The work sparked his interest in biochemical structures and influenced his decision to stay at the University of Rochester to earn his doctorate. But he didn’t begin studying RNA until he was halfway through the program. At that point, Tolbert found himself in a situation every graduate student dreads: His advisor left for another job, forcing him to shift to a whole new line of research. Tolbert ultimately joined another lab at the university that focused on RNA and HIV. After earning his degree, he became a postdoctoral fellow at the University of Maryland, Baltimore County (UMBC).

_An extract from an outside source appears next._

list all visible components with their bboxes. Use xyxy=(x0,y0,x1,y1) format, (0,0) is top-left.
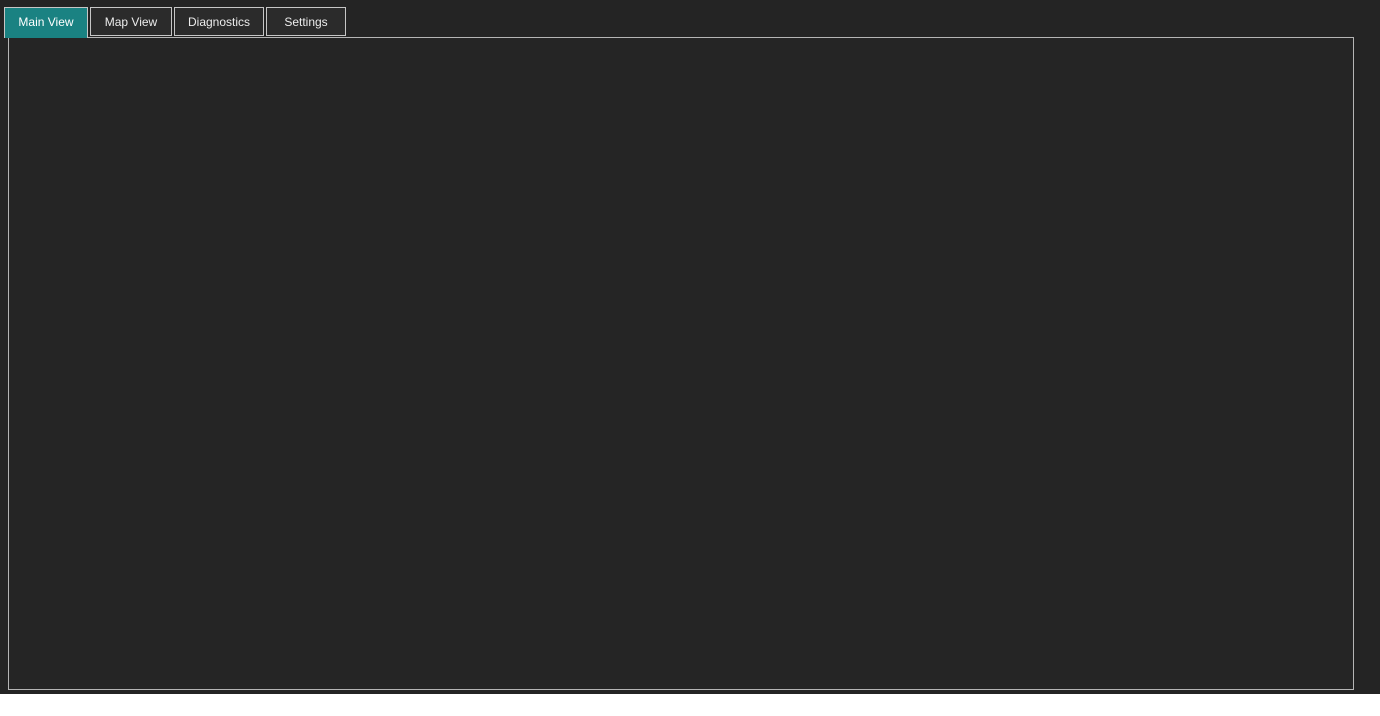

“Blanton came to my lab with a great understanding of the chemistry of RNA, but he wanted to focus on bigger biologic questions,” says Michael Summers, a professor and HIV researcher at UMBC, who hired Tolbert for the postdoctoral position. “It was the perfect marriage—his work brought insights into areas we didn’t fully understand.”
It wasn’t just scientific insights that Tolbert brought to Summers’ lab, however. As the two collaborated, they became close friends, biking, hiking and spending time together outside of work. Before long, Summers realized the immense impact Tolbert had on him and his other colleagues.
“I work at one of the few universities in the country that has an African American president, Freeman Hrabowski,” Summers says. “He founded a scholarship program to bring diversity into science, technology and engineering fields, so I’ve done a lot of work over my career with African American undergrads. But with Blanton, I was able to have real conversations about the experience of minority researchers for the first time.”
Their discussions, Summers adds, “were hugely educational for me. They helped me think about some really tough topics around race, the experience of growing up as a black man in the South and the hurdles he faced on the way to becoming a scientist. He helped me become a far better mentor to my students. It’s funny how he came to my lab to learn, but I’m the one who did the vast majority of the learning in our relationship.”
After three years in Summers’ lab, Tolbert left for an assistant professorship at Miami University in Ohio, and in 2012, he accepted a tenure-track position at Case Western Reserve. In a relatively short time, he has become a valued senior member of the chemistry faculty, says professor and department chair John Protasiewicz.
“Blanton has been an amazing mentor for his students and postdocs, and has already helped recruit new students to the department,” Protasiewicz explains. “In 2016, he received the department’s very first Morton L. Mandel Award for a combination of his research accomplishments and service to chemistry at CWRU. And since then, he has only worked harder to grow his research program.”
“One of the big things that drives me is being able to get other people interested, excited and involved in their research,” Tolbert says. “I love science; I love what we do. But more than that, I love seeing other people develop professionally and become scientists themselves.”
“He wants you to learn, not just get results. He’s incredibly patient, and very open to letting you try new approaches, even if they take a while to learn,” says Christopher Morgan (GRS ’18), a postdoctoral researcher at CWRU who earned his doctorate with Tolbert. “He always wants to empower you to figure out problems yourself, but is there to help while you’re doing it. He’s just a really great mentor, boss and friend.”
David Levin is a freelance science writer in Boston.